# Amuse Your Children With Children's Gift Baskets



## lee Mike (Jul 19, 2011)

Gone are the days when gift baskets were only given on professional gatherings to signify respect and honor to the host. Trends are even changing for the kind of gifts you used to receive. When you were of your child's age, could you even think of getting the latest gadget as a gift from a family member? Of course not! Nowadays children get to receive such cool stuff (and by 'cool' I really mean cool) for their birthdays. Children gift baskets on different occasions like birthday, get well, Christmas, etc. is a gift that will be remembered by the child for years.


----------



## M T Buckets Painting (Nov 27, 2010)

Wow, what a beautiful post. There is one problem, nobody gives a ****.

Put this thread along with your other posts in a basket and give it to someone who cares.


----------



## silverstilts (Oct 15, 2008)

Here I thought this was just a drywall forum. Why in the world would someone join this forum and post unrelated crap I will never know.


----------



## moore (Dec 2, 2010)

Who the f''k is lee mike:blink:!??


----------



## 2buckcanuck (Jul 9, 2010)

silverstilts said:


> Here I thought this was just a drywall forum. Why in the world would someone join this forum and post unrelated crap I will never know.

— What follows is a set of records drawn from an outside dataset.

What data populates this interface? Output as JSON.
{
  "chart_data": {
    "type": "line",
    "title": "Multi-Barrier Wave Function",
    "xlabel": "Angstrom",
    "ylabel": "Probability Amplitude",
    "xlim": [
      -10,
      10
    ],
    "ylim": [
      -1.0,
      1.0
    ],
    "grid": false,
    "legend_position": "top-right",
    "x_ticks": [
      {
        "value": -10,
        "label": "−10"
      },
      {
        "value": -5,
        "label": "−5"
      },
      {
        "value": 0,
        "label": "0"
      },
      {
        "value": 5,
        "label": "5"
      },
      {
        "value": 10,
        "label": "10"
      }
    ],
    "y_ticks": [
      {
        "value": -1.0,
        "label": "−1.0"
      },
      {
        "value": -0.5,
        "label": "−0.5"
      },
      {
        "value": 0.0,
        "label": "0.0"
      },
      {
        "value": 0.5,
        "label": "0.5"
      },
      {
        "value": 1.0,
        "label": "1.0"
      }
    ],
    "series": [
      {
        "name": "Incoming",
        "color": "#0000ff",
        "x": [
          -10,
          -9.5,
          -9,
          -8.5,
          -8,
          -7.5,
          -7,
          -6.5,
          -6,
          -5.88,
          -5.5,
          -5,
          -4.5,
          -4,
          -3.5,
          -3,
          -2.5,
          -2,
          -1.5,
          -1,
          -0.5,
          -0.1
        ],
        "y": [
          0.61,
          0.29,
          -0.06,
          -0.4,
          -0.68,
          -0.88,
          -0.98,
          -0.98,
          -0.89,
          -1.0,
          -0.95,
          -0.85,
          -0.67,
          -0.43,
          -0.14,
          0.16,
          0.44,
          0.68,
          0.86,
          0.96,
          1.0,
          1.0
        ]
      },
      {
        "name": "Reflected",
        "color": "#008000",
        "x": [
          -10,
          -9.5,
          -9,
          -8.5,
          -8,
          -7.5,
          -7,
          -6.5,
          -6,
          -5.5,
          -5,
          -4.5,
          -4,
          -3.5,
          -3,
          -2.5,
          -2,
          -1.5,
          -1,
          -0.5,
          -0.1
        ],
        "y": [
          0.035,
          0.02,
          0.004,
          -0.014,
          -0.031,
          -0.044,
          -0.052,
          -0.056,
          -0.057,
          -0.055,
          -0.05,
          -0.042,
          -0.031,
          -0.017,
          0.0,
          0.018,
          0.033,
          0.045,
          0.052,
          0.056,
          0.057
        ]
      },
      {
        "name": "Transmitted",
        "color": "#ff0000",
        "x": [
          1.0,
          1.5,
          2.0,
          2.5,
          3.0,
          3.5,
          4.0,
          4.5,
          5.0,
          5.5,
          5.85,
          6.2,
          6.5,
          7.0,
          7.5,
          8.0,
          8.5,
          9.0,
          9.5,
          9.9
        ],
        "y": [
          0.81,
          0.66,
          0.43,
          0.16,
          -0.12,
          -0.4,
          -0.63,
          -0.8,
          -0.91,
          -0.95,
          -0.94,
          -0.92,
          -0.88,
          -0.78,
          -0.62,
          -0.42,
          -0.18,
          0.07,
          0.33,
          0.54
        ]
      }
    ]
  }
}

So he can make money :yes:

just encase some don't know, since were tapers and rockers here, not computer geeks. Don't click on any of the links they post up. they get so much money by how many hits they get.so your feeding the monster. On the other hand, if you want to see Nathan make money, click on the advertisements you see on DWT, he makes x amount of money by us checking out the advertisements.

I'm sure most guys know that, especially the young bucks, but in case some don't........


----------



## moore (Dec 2, 2010)

2buckcanuck said:


> So he can make money :yes:
> 
> just encase some don't know, since were tapers and rockers here, not computer geeks. Don't click on any of the links they post up. they get so much money by how many hits they get.so your feeding the monster. On the other hand, if you want to see Nathan make money, click on the advertisements you see on DWT, he makes x amount of money by us checking out the advertisements.
> 
> I'm sure most guys know that, especially the young bucks, but in case some don't........


I click on to that silverado every chance i get .. aahhhhh yeah. :yes:


----------